GALAMEDIANEWS - Kasus tragis terkait sirup batuk beracun yang menyebabkan kematian lebih dari 200 anak-anak di Indonesia tahun lalu semakin menghebohkan. Produsen obat Indonesia, Afi Farma, telah dihadapkan pada dakwaan serius. Mereka diduga menggunakan bahan beracun dalam jumlah mencapai 99% dalam 70 batch obat yang mereka produksi.

Penyelidikan ini baru-baru ini diungkapkan di pengadilan di Kediri, Jawa Timur, tempat perusahaan tersebut berbasis. Ini adalah laporan pertama yang mengungkapkan tuduhan penggunaan bahan beracun pada tingkat sedemikian tinggi oleh Afi Farma.
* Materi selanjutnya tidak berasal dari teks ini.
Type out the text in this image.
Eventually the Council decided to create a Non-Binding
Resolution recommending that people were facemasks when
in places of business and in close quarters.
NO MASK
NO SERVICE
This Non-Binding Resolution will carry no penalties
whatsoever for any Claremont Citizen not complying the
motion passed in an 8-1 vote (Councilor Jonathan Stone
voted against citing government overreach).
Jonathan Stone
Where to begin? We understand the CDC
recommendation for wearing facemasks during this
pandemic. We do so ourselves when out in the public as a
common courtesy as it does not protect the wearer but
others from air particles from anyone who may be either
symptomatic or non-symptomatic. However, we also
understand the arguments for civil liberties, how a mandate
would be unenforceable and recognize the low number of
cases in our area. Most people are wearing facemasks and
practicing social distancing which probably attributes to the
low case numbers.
Kasus kriminal ini mencuat ketika dunia sedang berupaya meningkatkan pengawasan rantai pasokan obat setelah serangkaian keracunan yang terkait dengan sirup batuk yang tercemar menewaskan puluhan anak di negara-negara seperti Gambia dan Uzbekistan.

Menurut lembar dakwaan, dua batch propylene glycol, bahan dasar penting untuk obat sirup yang diterima oleh Afi Farma antara Oktober 2021 hingga Februari 2022, mengandung sebanyak 96% hingga 99% zat beracun, yaitu ethylene glycol (EG). Tes yang dilakukan oleh kepolisian tahun lalu mengonfirmasi temuan ini.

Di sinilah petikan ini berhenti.